Status: Open
Resolution: Unresolved
Group By push down through Join
Another transformation that benefits from RI constraints is Group By push down through joins. The transformation interchanges the order of the group-by and join operations. The benefit of pushing down a group-by is that it may reduce the number of input rows to the join. On the other hand, if the join is very selective, it might make sense to execute the group by after the join. That is why this transformation is in general applied based on cost or selectivity estimates.
However, if the join is an RI join, under certain conditions, it is safe to push down group by operation below the join. An example is shown below.
select c_customer_sk, c_first_name, c_last_name, s_store_sk, s_store_name, sum(ss.ss_quantity) as store_sales_quantity from store_sales ss, date_dim, customer, store where d_date_sk = ss_sold_date_sk and c_customer_sk = ss_customer_sk and s_store_sk = ss_store_sk and d_year between 2000 and 2002 group by c_customer_sk, c_first_name, c_last_name, s_store_sk, s_store_name
The query computes the quantities sold grouped by customer and store tables. The tables are in a star schema join. The grouping columns are a super set of the join keys. The aggregate columns come from the fact table store_sales.
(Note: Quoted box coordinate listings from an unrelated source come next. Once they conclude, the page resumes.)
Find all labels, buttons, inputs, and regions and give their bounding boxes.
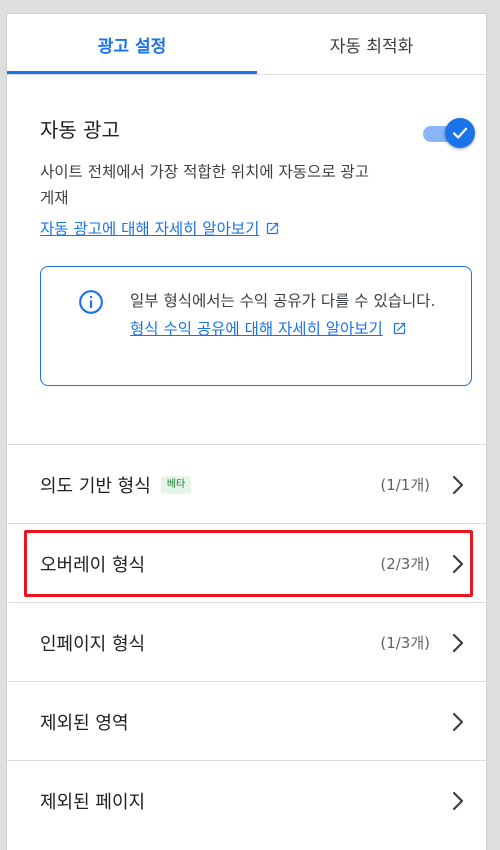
beta-badge: 베타: [160, 475, 192, 494]
revenue-share-info-box: 일부 형식에서는 수익 공유가 다를 수 있습니다. 형식 수익 공유에 대해 …: [40, 266, 472, 386]
info-text: 일부 형식에서는 수익 공유가 다를 수 있습니다. 형식 수익 공유에 대해 …: [130, 287, 450, 343]
learn-more-label: 자동 광고에 대해 자세히 알아보기: [40, 220, 260, 238]
open-in-new-icon: [393, 322, 405, 335]
toggle-thumb: [445, 118, 475, 148]
row-label: 제외된 페이지: [40, 761, 145, 840]
info-icon: [79, 290, 103, 314]
auto-ads-toggle[interactable]: [423, 118, 475, 148]
row-count: (1/3개): [380, 634, 430, 652]
auto-ads-learn-more-link[interactable]: 자동 광고에 대해 자세히 알아보기: [40, 217, 280, 239]
auto-ads-title: 자동 광고: [40, 118, 120, 142]
row-label-text: 제외된 영역: [40, 712, 129, 734]
row-label: 제외된 영역: [40, 682, 129, 761]
info-message: 일부 형식에서는 수익 공유가 다를 수 있습니다.: [130, 292, 436, 310]
chevron-right-icon: [452, 554, 464, 574]
tab-auto-optimize[interactable]: 자동 최적화: [257, 14, 486, 74]
check-icon: [452, 127, 468, 139]
chevron-right-icon: [452, 475, 464, 495]
info-link-label: 형식 수익 공유에 대해 자세히 알아보기: [130, 320, 383, 338]
auto-ads-description: 사이트 전체에서 가장 적합한 위치에 자동으로 광고 게재: [40, 163, 370, 207]
row-label-text: 의도 기반 형식: [40, 475, 151, 497]
tab-ad-settings[interactable]: 광고 설정: [7, 14, 257, 74]
chevron-right-icon: [452, 633, 464, 653]
chevron-right-icon: [452, 791, 464, 811]
tab-bar: 광고 설정 자동 최적화: [7, 14, 486, 75]
row-count: (2/3개): [380, 555, 430, 573]
revenue-share-learn-more-link[interactable]: 형식 수익 공유에 대해 자세히 알아보기: [130, 320, 383, 338]
row-label-text: 오버레이 형식: [40, 554, 146, 576]
row-overlay-formats[interactable]: 오버레이 형식 (2/3개): [7, 523, 486, 602]
row-label-text: 인페이지 형식: [40, 633, 146, 655]
row-count: (1/1개): [380, 476, 430, 494]
row-excluded-areas[interactable]: 제외된 영역: [7, 681, 486, 760]
row-label: 인페이지 형식: [40, 603, 145, 682]
row-label: 의도 기반 형식 베타: [40, 445, 192, 524]
ad-settings-panel: 광고 설정 자동 최적화 자동 광고 사이트 전체에서 가장 적합한 위치에 자…: [7, 14, 486, 850]
open-in-new-icon: [267, 222, 279, 234]
row-label-text: 제외된 페이지: [40, 791, 146, 813]
row-intent-based-formats[interactable]: 의도 기반 형식 베타 (1/1개): [7, 444, 486, 523]
row-excluded-pages[interactable]: 제외된 페이지: [7, 760, 486, 839]
row-in-page-formats[interactable]: 인페이지 형식 (1/3개): [7, 602, 486, 681]
active-tab-indicator: [7, 71, 257, 74]
chevron-right-icon: [452, 712, 464, 732]
row-label: 오버레이 형식: [40, 524, 145, 603]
The group by operation can be pushed down to the fact table store_sales through the join with the customer and store tables. The join will not affect the partitions nor the aggregates computed by the pushed down group-by since every tuple in store_sales will join with a tuple in customer and store tables.
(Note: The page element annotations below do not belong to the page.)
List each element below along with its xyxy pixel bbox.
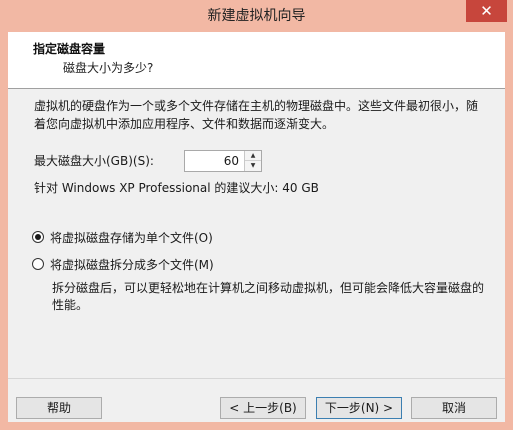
wizard-header: 指定磁盘容量 磁盘大小为多少? <box>8 32 505 89</box>
disk-description: 虚拟机的硬盘作为一个或多个文件存储在主机的物理磁盘中。这些文件最初很小，随着您向… <box>34 99 479 131</box>
page-title: 指定磁盘容量 <box>33 42 106 56</box>
disk-size-spinner[interactable]: 60 ▲ ▼ <box>184 150 262 172</box>
new-vm-wizard-window: 新建虚拟机向导 ✕ 指定磁盘容量 磁盘大小为多少? 虚拟机的硬盘作为一个或多个文… <box>0 0 513 430</box>
spinner-down-icon[interactable]: ▼ <box>245 161 261 171</box>
spinner-buttons: ▲ ▼ <box>244 151 261 171</box>
radio-selected-icon[interactable] <box>32 231 44 243</box>
split-description: 拆分磁盘后，可以更轻松地在计算机之间移动虚拟机，但可能会降低大容量磁盘的性能。 <box>52 281 485 312</box>
help-button[interactable]: 帮助 <box>16 397 102 419</box>
title-bar[interactable]: 新建虚拟机向导 ✕ <box>0 0 513 32</box>
back-button[interactable]: < 上一步(B) <box>220 397 306 419</box>
radio-dot-icon <box>35 234 41 240</box>
page-subtitle: 磁盘大小为多少? <box>63 61 154 75</box>
cancel-button[interactable]: 取消 <box>411 397 497 419</box>
recommended-size-text: 针对 Windows XP Professional 的建议大小: 40 GB <box>34 181 319 195</box>
close-button[interactable]: ✕ <box>466 0 507 22</box>
window-title: 新建虚拟机向导 <box>207 8 306 24</box>
wizard-body: 指定磁盘容量 磁盘大小为多少? 虚拟机的硬盘作为一个或多个文件存储在主机的物理磁… <box>8 32 505 422</box>
max-disk-size-label: 最大磁盘大小(GB)(S): <box>34 154 154 168</box>
radio-single-file-label[interactable]: 将虚拟磁盘存储为单个文件(O) <box>50 230 213 246</box>
disk-size-input[interactable]: 60 <box>224 151 239 171</box>
radio-split-files-label[interactable]: 将虚拟磁盘拆分成多个文件(M) <box>50 257 214 273</box>
close-icon: ✕ <box>480 2 493 20</box>
radio-unselected-icon[interactable] <box>32 258 44 270</box>
next-button[interactable]: 下一步(N) > <box>316 397 402 419</box>
footer-divider <box>8 378 505 379</box>
spinner-up-icon[interactable]: ▲ <box>245 151 261 161</box>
select c_customer_sk, c_first_name, c_last_name, s_store_sk, s_store_name, v1.store_sales_quantity from customer, store, (select ss_customer_sk, ss_store_sk, sum(ss_quantity) as store_sales_quantity from store_sales, date_dim where d_date_sk = ss_sold_date_sk and d_year between 2000 and 2002 group by ss_customer_sk, ss_store_sk ) v1 where c_customer_sk = v1.ss_customer_sk and s_store_sk = v1.ss_store_sk
When the query is run using a 1TB TPC-DS setup, the group by reduces the number of rows from 1.5 billion to 100 million rows and the query execution drops from about 70 secs to 30 secs, a 2x improvement.